Necesitamos definir nuestra Misión (¿Qué debemos hacer? ¿Por

qué y para qué nacimos?...), nuestra Visión (¿Qué somos?

¿Dónde nos fundamentamos?...)y nuestros valores (¿Qué cosas,

actitudes, propuestas originales y reales podemos proponer en

nuestro mundo?...). Sólo desde aquí podremos discernir y crecer.

g. Hacemos alguna locura. Es propio de la edad. ¡¡Nos gustaría tanto

ser mayores!!

h. Parecemos poco pero ya somos mucho. Como cualquier

adolescente: una carga, una molestia, un pequeño problema,

unas dudas, unas decisiones por tomar…. Pero somos parte de la

familia, queremos tomar decisiones en ella, podemos ayudar más

de lo que creen, sabemos que somos capaces de hacer muchas

cosas (lo hemos experimentado). Fernando Millán, del que os doy

un saludo afectuoso que me dio personalmente en Madrid hace un

mes, cada vez que me encuentra me pregunta por Karit. ¿Sabéis

por qué? Muy sencillo: ha estado en Colombia, en Bolivia, en Perú,

en Indonesia, en Mozambique… y ha visto algo nuevo, un proyecto

que ayuda en el desarrollo de jóvenes, de mujeres, comunidades

rurales…al preguntar en muchos de estos lugares le han hablado

de Karit. Está orgulloso, está contento por ello. Está muy contento

con ‘este adolescente’ inquieto, joven y responsable.

i. Una de las cosas que decimos a los adolescentes es: TU vales

mucho, tú eres importante, tú puedes conseguirlo.

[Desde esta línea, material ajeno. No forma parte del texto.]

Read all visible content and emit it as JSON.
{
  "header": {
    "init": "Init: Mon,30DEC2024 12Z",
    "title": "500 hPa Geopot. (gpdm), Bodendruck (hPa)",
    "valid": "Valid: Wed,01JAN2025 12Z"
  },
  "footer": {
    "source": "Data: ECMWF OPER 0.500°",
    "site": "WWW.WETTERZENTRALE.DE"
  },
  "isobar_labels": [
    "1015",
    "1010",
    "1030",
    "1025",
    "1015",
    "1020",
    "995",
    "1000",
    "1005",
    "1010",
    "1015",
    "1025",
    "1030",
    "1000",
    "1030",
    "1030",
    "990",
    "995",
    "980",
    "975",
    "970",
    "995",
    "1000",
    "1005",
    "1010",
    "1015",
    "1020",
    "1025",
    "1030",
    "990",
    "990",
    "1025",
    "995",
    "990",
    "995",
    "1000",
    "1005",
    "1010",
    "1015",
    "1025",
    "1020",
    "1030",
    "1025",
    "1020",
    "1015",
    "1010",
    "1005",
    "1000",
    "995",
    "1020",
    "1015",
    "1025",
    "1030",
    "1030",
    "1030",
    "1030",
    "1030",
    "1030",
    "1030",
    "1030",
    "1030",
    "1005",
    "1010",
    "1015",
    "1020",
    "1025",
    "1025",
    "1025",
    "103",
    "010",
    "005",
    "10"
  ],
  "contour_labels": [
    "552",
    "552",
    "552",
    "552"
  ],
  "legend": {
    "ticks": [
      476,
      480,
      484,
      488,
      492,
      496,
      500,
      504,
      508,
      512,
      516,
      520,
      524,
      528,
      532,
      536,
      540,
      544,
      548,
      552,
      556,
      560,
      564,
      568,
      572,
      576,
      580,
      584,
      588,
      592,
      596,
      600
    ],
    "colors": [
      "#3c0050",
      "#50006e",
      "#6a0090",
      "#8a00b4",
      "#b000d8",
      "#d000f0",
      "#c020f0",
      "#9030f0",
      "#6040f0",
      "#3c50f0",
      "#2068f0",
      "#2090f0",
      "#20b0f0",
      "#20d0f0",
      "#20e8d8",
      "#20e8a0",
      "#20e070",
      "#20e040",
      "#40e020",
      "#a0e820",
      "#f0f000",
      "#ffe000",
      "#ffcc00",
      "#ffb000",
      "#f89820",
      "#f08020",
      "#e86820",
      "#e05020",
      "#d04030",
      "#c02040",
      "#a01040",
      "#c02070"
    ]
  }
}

Quiero ser yo,

esta mañana, aunque sea parte de ‘esta adolescencia’ quien lo

diga: Karit vale mucho, Karit es importante, Karit puede

conseguir lo que se proponga y quiera.

 

5. Para terminar estas palabras de comienzo de la Asamblea quiero

agradecer ahora, seguro que me tocará hacerlo mucho más al final, a

todos los que la habéis hecho posible: la comunidad de Hermanas

Carmelitas del Sagrado Corazón, a la Hermana Rosa, Superiora General

que nos acompaña, los socios de la Delegación de Málaga, Esther y

voluntarios de la Delegación de Madrid, la Junta Directiva, los que

habéis aceptado el reto de alguna tarea para la Asamblea, todos los que

habéis hecho un hueco en vuestra vida para compartirla este fin de

semana en Málaga y con nuestra familia: Karit. Gracias.